The Nutch source code must be out of the workspace folder. Alternatively you can download the code with eclipse (svn) under your workspace rather than try to create the project using existing code, eclipse sometimes doesn't let you do it from source code into the workspace.

Plugin directory not found

Make sure you set your plugin.folders property correct, instead of using a relative path you can use a absolute one as well in nutch-default.xml or even better in nutch-site.xml. Ideally all efforts should be made to keep nutch-default.xml completely intact.

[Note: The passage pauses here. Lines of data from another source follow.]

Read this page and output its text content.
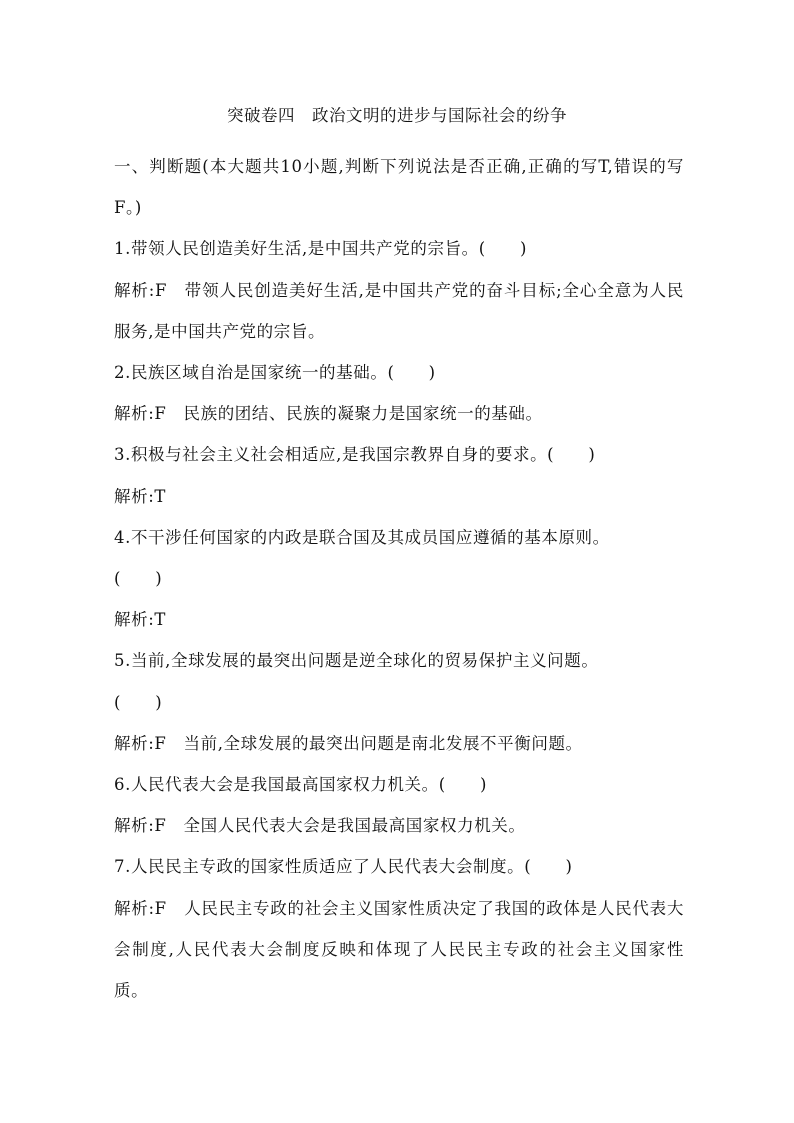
突破卷四　政治文明的进步与国际社会的纷争
一、判断题(本大题共10小题,判断下列说法是否正确,正确的写T,错误的写F。)
1.带领人民创造美好生活,是中国共产党的宗旨。(　　)
解析:F　带领人民创造美好生活,是中国共产党的奋斗目标;全心全意为人民服务,是中国共产党的宗旨。
2.民族区域自治是国家统一的基础。(　　)
解析:F　民族的团结、民族的凝聚力是国家统一的基础。
3.积极与社会主义社会相适应,是我国宗教界自身的要求。(　　)
解析:T
4.不干涉任何国家的内政是联合国及其成员国应遵循的基本原则。
(　　)
解析:T
5.当前,全球发展的最突出问题是逆全球化的贸易保护主义问题。
(　　)
解析:F　当前,全球发展的最突出问题是南北发展不平衡问题。
6.人民代表大会是我国最高国家权力机关。(　　)
解析:F　全国人民代表大会是我国最高国家权力机关。
7.人民民主专政的国家性质适应了人民代表大会制度。(　　)
解析:F　人民民主专政的社会主义国家性质决定了我国的政体是人民代表大会制度,人民代表大会制度反映和体现了人民民主专政的社会主义国家性质。
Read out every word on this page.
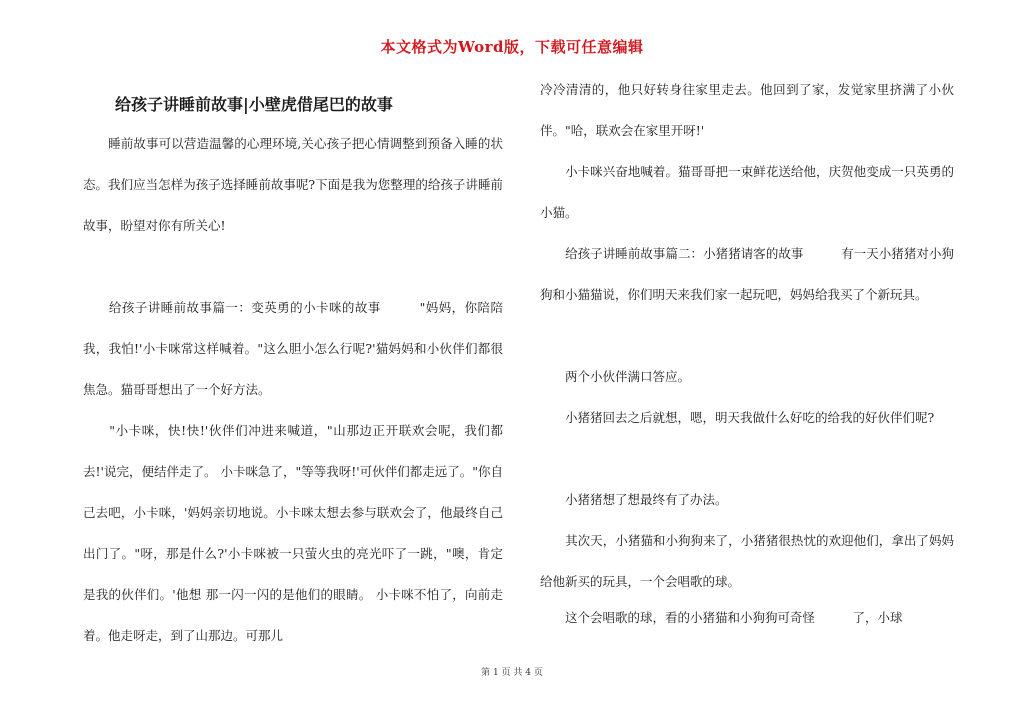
本文格式为Word版，下载可任意编辑
给孩子讲睡前故事|小壁虎借尾巴的故事
　　睡前故事可以营造温馨的心理环境,关心孩子把心情调整到预备入睡的状态。我们应当怎样为孩子选择睡前故事呢?下面是我为您整理的给孩子讲睡前故事，盼望对你有所关心!
　　给孩子讲睡前故事篇一：变英勇的小卡咪的故事　　　"妈妈，你陪陪我，我怕!'小卡咪常这样喊着。"这么胆小怎么行呢?'猫妈妈和小伙伴们都很焦急。猫哥哥想出了一个好方法。
　　"小卡咪，快!快!'伙伴们冲进来喊道，"山那边正开联欢会呢，我们都去!'说完，便结伴走了。 小卡咪急了，"等等我呀!'可伙伴们都走远了。"你自己去吧，小卡咪，'妈妈亲切地说。小卡咪太想去参与联欢会了，他最终自己出门了。"呀，那是什么?'小卡咪被一只萤火虫的亮光吓了一跳，"噢，肯定是我的伙伴们。'他想 那一闪一闪的是他们的眼睛。 小卡咪不怕了，向前走着。他走呀走，到了山那边。可那儿
冷冷清清的，他只好转身往家里走去。他回到了家，发觉家里挤满了小伙伴。"哈，联欢会在家里开呀!'
　　小卡咪兴奋地喊着。猫哥哥把一束鲜花送给他，庆贺他变成一只英勇的小猫。
　　给孩子讲睡前故事篇二：小猪猪请客的故事　　　有一天小猪猪对小狗狗和小猫猫说，你们明天来我们家一起玩吧，妈妈给我买了个新玩具。
　　两个小伙伴满口答应。
　　小猪猪回去之后就想，嗯，明天我做什么好吃的给我的好伙伴们呢?
　　小猪猪想了想最终有了办法。
　　其次天，小猪猫和小狗狗来了，小猪猪很热忱的欢迎他们，拿出了妈妈给他新买的玩具，一个会唱歌的球。
　　这个会唱歌的球，看的小猪猫和小狗狗可奇怪　　　了，小球
第 1 页 共 4 页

<property>  <name>plugin.folders</name>  <value>/home/....../trunk/src/plugin</value>


No plugins loaded during unit tests in Eclipse

During unit testing, Eclipse ignored conf/nutch-site.xml in favor of src/test/nutch-site.xml, so you might need to add the plugin directory configuration to that file as well.

Debugging Hadoop classes

Sometimes (fairly often) it makes sense to also have the Hadoop classes available during debugging. This should really second nature as Nutch heavily relies upon the underlying Hadoop infrastructure. Therefore you can check out the Hadoop sources into your Eclipse IDE and combine to debug this way. You can:

Checkout the Hadoop version that should be used within Nutch trunk
Configure a Hadoop project similar to the Nutch project within your Eclipse IDE. See this.

Add the Hadoop project as a dependent project of Nutch project
You can now also set break points within Hadoop classes like inputformat implementations etc.